Between Repression and Liberation: The Changing Face of Civil Society in the Sahel States
Between Repression and Liberation: The Changing Face of Civil Society in the Sahel States
Socio-political transformations in the Sahel region of West Africa over the last decade have revitalized the role of civil society in shaping political processes in the region, making it an increasingly pressing and contested issue in the search for democratic consolidation. Civil society emerges as both a battleground and a bridge between power and resistance to it. Yet, two dominant and contradictory narratives have gained prominence about its prospects. On the one hand, there is the narrative of a “shrinking civic space” as presented on democracy scorecards.
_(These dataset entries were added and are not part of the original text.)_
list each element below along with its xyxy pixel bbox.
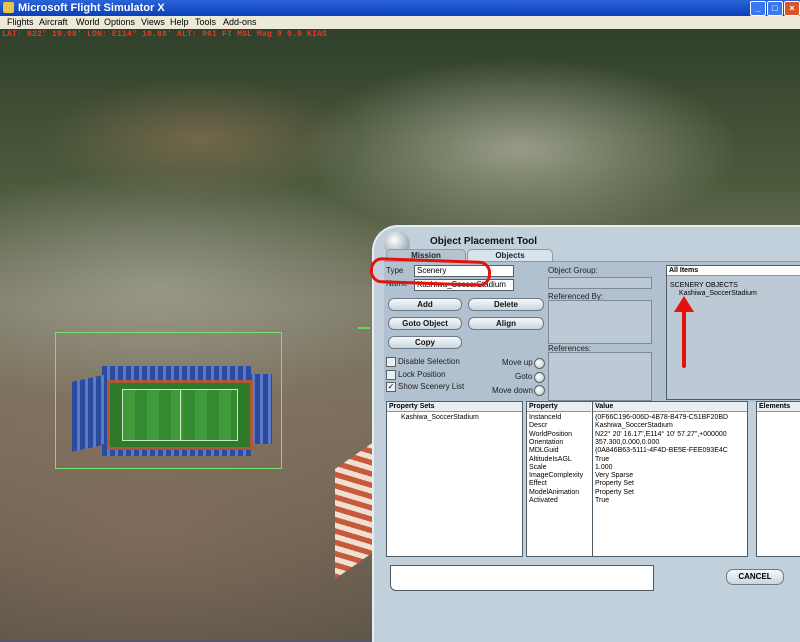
menu-views[interactable]: Views xyxy=(141,16,165,29)
property-name-cell[interactable]: Activated xyxy=(529,497,558,505)
menu-help[interactable]: Help xyxy=(170,16,189,29)
property-value-cell[interactable]: 1.000 xyxy=(595,464,745,472)
window-titlebar: Microsoft Flight Simulator X _ □ × xyxy=(0,0,800,16)
references-list[interactable] xyxy=(548,352,652,401)
menu-aircraft[interactable]: Aircraft xyxy=(39,16,68,29)
property-name-cell[interactable]: AltitudeIsAGL xyxy=(529,456,572,464)
property-column-header: Property xyxy=(527,402,591,412)
property-value-cell[interactable]: Very Sparse xyxy=(595,472,745,480)
stadium-stand-west xyxy=(72,374,107,452)
move-up-label: Move up xyxy=(502,358,533,367)
property-value-cell[interactable]: {0A846B63-5111-4F4D-BE5E-FEE093E4C xyxy=(595,447,745,455)
minimize-button[interactable]: _ xyxy=(750,1,766,16)
property-value-cell[interactable]: {0F66C196-006D-4B78-B479-C51BF20BD xyxy=(595,414,745,422)
status-field[interactable] xyxy=(390,565,654,591)
menu-tools[interactable]: Tools xyxy=(195,16,216,29)
close-button[interactable]: × xyxy=(784,1,800,16)
value-column-header: Value xyxy=(593,402,747,412)
object-group-label: Object Group: xyxy=(548,266,598,275)
maximize-button[interactable]: □ xyxy=(767,1,783,16)
copy-button[interactable]: Copy xyxy=(388,336,462,349)
stadium-pitch xyxy=(107,380,253,450)
move-up-radio[interactable] xyxy=(534,358,545,369)
elements-header: Elements xyxy=(757,402,800,412)
lock-position-checkbox[interactable] xyxy=(386,370,396,380)
disable-selection-label: Disable Selection xyxy=(398,357,460,366)
property-name-cell[interactable]: Effect xyxy=(529,480,547,488)
property-name-cell[interactable]: InstanceId xyxy=(529,414,561,422)
property-sets-list[interactable]: Property Sets Kashiwa_SoccerStadium xyxy=(386,401,523,557)
property-name-cell[interactable]: ImageComplexity xyxy=(529,472,583,480)
property-value-cell[interactable]: Property Set xyxy=(595,489,745,497)
annotation-arrow xyxy=(682,300,686,368)
menu-addons[interactable]: Add-ons xyxy=(223,16,257,29)
move-down-radio[interactable] xyxy=(534,385,545,396)
annotation-circle xyxy=(369,256,492,288)
disable-selection-checkbox[interactable] xyxy=(386,357,396,367)
property-name-cell[interactable]: ModelAnimation xyxy=(529,489,579,497)
property-value-cell[interactable]: Kashiwa_SoccerStadium xyxy=(595,422,745,430)
move-down-label: Move down xyxy=(492,386,533,395)
property-name-cell[interactable]: WorldPosition xyxy=(529,431,572,439)
goto-radio[interactable] xyxy=(534,372,545,383)
object-group-field[interactable] xyxy=(548,277,652,289)
property-name-cell[interactable]: MDLGuid xyxy=(529,447,559,455)
lock-position-label: Lock Position xyxy=(398,370,446,379)
stadium-model[interactable] xyxy=(62,362,277,460)
menu-options[interactable]: Options xyxy=(104,16,135,29)
property-name-cell[interactable]: Scale xyxy=(529,464,547,472)
property-sets-header: Property Sets xyxy=(387,402,522,412)
property-value-cell[interactable]: True xyxy=(595,497,745,505)
cancel-button[interactable]: CANCEL xyxy=(726,569,784,585)
goto-label: Goto xyxy=(515,372,533,381)
menu-flights[interactable]: Flights xyxy=(7,16,34,29)
property-name-cell[interactable]: Descr xyxy=(529,422,547,430)
property-table[interactable]: Property Value InstanceId {0F66C196-006D-… xyxy=(526,401,748,557)
tree-group-scenery-objects[interactable]: SCENERY OBJECTS xyxy=(670,282,738,290)
scenery-tree[interactable]: All Items SCENERY OBJECTS Kashiwa_Soccer… xyxy=(666,265,800,400)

This narrative frames civil society as the silenced victim of state repression suffocating under authoritarianism. On the other hand,this unfolds the narrative of a “liberatory” awakening defended by neo-pan-Africanist social media discourses. This narrative imagines civil society as a willing partner of state actors, including military transitional governments, working together to reclaim sovereignty in a new fragmented, multi-polar emerging world order. The coexistence of these two narratives is nothing new, but their divergence has now reached the point where representing either one in isolation borders on the absurd. Such representations could be overly simplistic, failing to account for the nuanced, often paradoxical realities of civil society’s engagement with power. It is contended in this paper that the interaction between repression and liberation obscures the dynamic and evolving nature of civil society, which is characterized by inherent tensions and ambiguities.